Jacobus — Permanently Affordable Housing

Rick Jacobus, Inclusionary Housing: Creating and Maintaining Equitable Communities (2015), Lincoln Institute of Land Policy. Pre-reading note — not yet read.

Why This Book Matters

This is the practitioner’s manual for shared equity homeownership — the Lincoln Institute of Land Policy’s guide to the legal, financial, and policy mechanics of keeping housing permanently affordable. Where Davis provides the history and philosophy, Jacobus provides the spreadsheets. Resale formulas, ground lease terms, subsidy retention calculations, AMI benchmarks, stewardship organization design — this is where the numbers live.

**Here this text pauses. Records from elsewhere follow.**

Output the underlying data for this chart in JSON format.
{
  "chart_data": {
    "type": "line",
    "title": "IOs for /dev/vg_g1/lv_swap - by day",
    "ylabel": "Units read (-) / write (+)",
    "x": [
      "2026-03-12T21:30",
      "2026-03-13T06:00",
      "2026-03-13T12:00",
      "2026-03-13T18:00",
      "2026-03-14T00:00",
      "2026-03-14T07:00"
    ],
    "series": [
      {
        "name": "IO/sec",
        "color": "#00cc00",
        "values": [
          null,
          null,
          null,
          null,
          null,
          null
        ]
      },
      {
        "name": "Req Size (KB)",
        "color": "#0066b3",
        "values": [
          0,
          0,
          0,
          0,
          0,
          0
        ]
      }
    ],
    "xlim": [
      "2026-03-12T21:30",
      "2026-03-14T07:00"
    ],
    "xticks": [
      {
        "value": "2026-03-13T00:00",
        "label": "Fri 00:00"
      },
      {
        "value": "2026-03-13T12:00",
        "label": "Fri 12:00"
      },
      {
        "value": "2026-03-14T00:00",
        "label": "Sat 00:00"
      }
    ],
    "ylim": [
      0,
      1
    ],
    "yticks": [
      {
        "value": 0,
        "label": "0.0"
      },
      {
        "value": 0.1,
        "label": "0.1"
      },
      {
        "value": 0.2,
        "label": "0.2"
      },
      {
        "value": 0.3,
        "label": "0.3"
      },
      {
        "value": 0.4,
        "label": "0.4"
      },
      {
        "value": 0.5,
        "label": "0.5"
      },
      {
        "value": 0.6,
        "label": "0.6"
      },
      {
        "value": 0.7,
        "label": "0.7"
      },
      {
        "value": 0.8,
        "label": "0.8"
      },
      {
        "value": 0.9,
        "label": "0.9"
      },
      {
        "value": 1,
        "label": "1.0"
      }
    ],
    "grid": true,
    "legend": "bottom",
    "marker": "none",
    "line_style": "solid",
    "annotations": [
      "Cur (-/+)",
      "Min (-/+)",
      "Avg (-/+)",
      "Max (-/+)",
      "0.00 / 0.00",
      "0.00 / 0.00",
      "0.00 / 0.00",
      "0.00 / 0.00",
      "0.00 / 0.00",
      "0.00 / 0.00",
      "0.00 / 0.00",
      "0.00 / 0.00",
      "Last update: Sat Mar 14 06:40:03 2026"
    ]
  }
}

If a funder, municipal partner, or housing policy person asks “how does the affordability actually stay permanent?”, the answer needs to be grounded in the framework Jacobus lays out. This is the technical credibility book.

Connection to the Project

Directly relevant to the Wellspring Financing Strategy and CLT-LEHC Hybrid model. The 30% of AMI-scaled income target, the resale formula design, the ground lease mechanics — these all need to be calibrated against the standards Jacobus documents. This is also where the Demutualization protections get their legal specificity: what structural features in the ground lease and organizational bylaws prevent future conversion to market-rate housing?

What to Read For

  • Resale formula design — how do different formulas balance equity building for residents against long-term affordability?
  • Ground lease terms — what provisions protect the mission across ownership transitions?
  • The stewardship organization — what does the CLT entity need to look like institutionally to maintain the model over decades?
  • Policy integration — how do CLTs interact with municipal zoning, tax policy, and affordable housing programs?
  • Data on outcomes — do CLT homeowners actually build wealth? Do they stay? What are the default rates compared to conventional mortgages?